The concept incorporated the ripple-based approach to help many landowners who still lack official documents proving their ownership of the land they live on normalize their status. To provide confidence in the solution chosen by Colombia, Peersyst Technology stated that this solution was supposed to certify more than 100,000 land adjudications.
The history of land rights in Colombia has been a long and exhausting one. According to the UN Refugee Agency, almost 7 million people were internally displaced throughout the years of drug warfare and FARC terrorist strikes.
Property rights were once again a political priority following the historic peace agreement signed in 2016 between the Colombian government and the Revolutionary Armed Forces of Colombia (FARC), which called for a thorough land reform to address Colombia’s rural and indigenous communities’ feelings of dehumanization.

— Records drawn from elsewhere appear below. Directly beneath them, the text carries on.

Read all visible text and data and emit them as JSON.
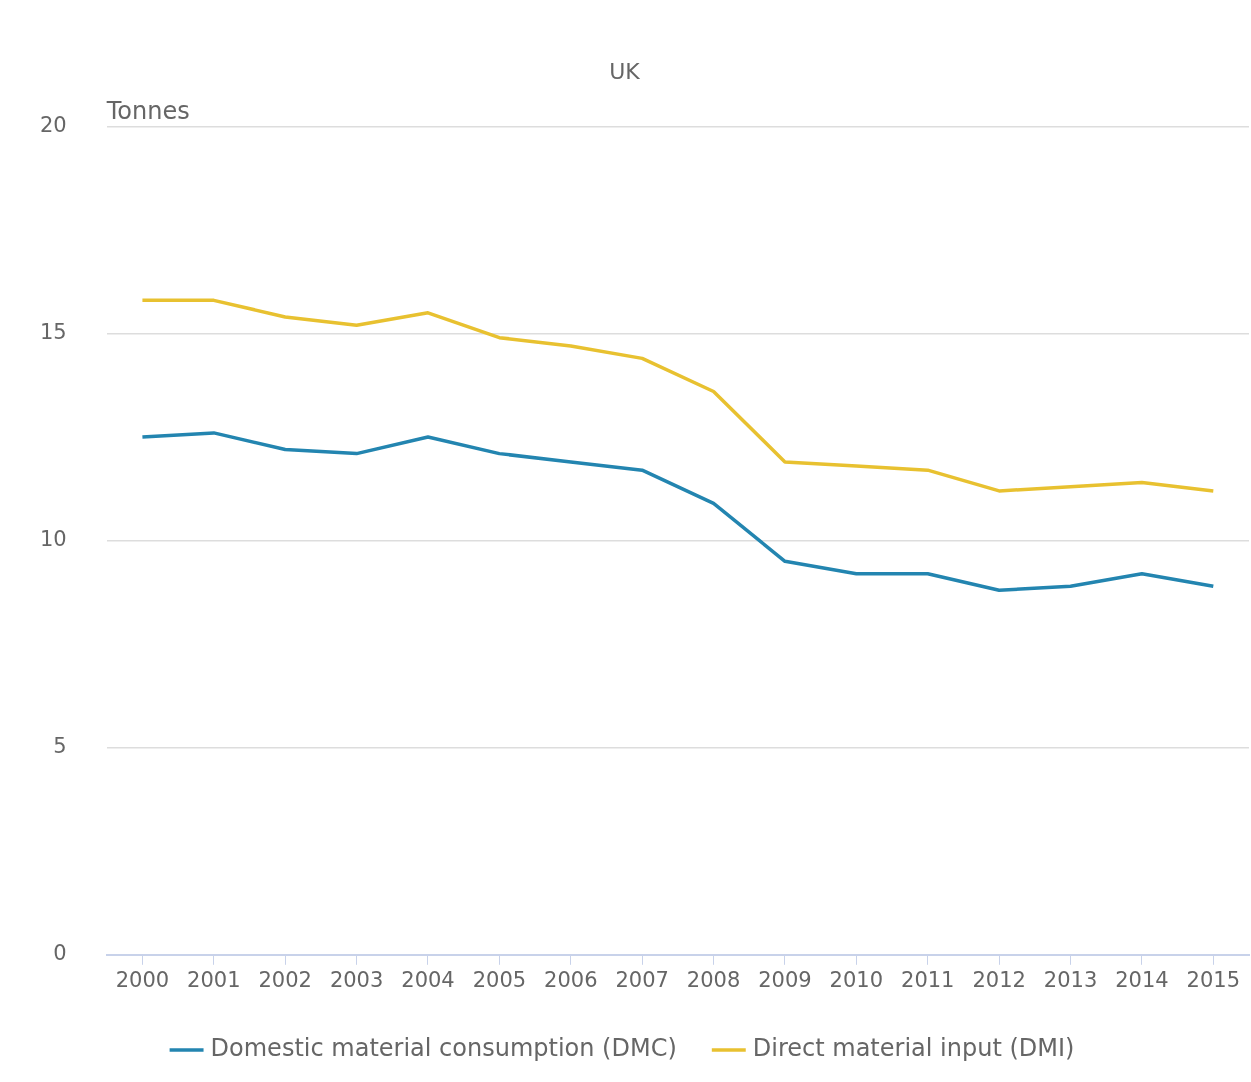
{
  "chart_data": {
    "type": "line",
    "title": "UK",
    "ylabel": "Tonnes",
    "categories": [
      "2000",
      "2001",
      "2002",
      "2003",
      "2004",
      "2005",
      "2006",
      "2007",
      "2008",
      "2009",
      "2010",
      "2011",
      "2012",
      "2013",
      "2014",
      "2015"
    ],
    "series": [
      {
        "name": "Domestic material consumption (DMC)",
        "color": "#2385b0",
        "values": [
          12.5,
          12.6,
          12.2,
          12.1,
          12.5,
          12.1,
          11.9,
          11.7,
          10.9,
          9.5,
          9.2,
          9.2,
          8.8,
          8.9,
          9.2,
          8.9
        ]
      },
      {
        "name": "Direct material input (DMI)",
        "color": "#e8c130",
        "values": [
          15.8,
          15.8,
          15.4,
          15.2,
          15.5,
          14.9,
          14.7,
          14.4,
          13.6,
          11.9,
          11.8,
          11.7,
          11.2,
          11.3,
          11.4,
          11.2
        ]
      }
    ],
    "ylim": [
      0,
      20
    ],
    "yticks": [
      0,
      5,
      10,
      15,
      20
    ],
    "grid": "y",
    "legend": "bottom",
    "marker": "none",
    "line_style": "solid"
  }
}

The collaboration with Ripple and Peersyst aimed to expand on that by utilizing blockchain technology to make it simpler for consumers to examine land deeds involved in adjudication disputes. The blockchain system they developed was initially intended to register properties awarded by court adjudication, which is prevalent in Colombia as a result of the 2016 peace agreement.
The project appears to have been given almost zero priority by the new administration, despite ongoing negotiations between the businesses and government organizations.
Similar steps were taken by other countries
By using blockchain to record every interaction, the Brazilian Blockchain Network, a project that wants to create a shared infrastructure for institutions to build apps on, promises to increase the transparency of how the government operates.
Similar to this, a cryptocurrency bill passed by the Panamanian National Assembly included a plan to develop a blockchain-based ID system to make it easier for people in the nation to access ID-related services. However, president Laurentino Cortizo partially vetoed the bill due to concerns about money laundering.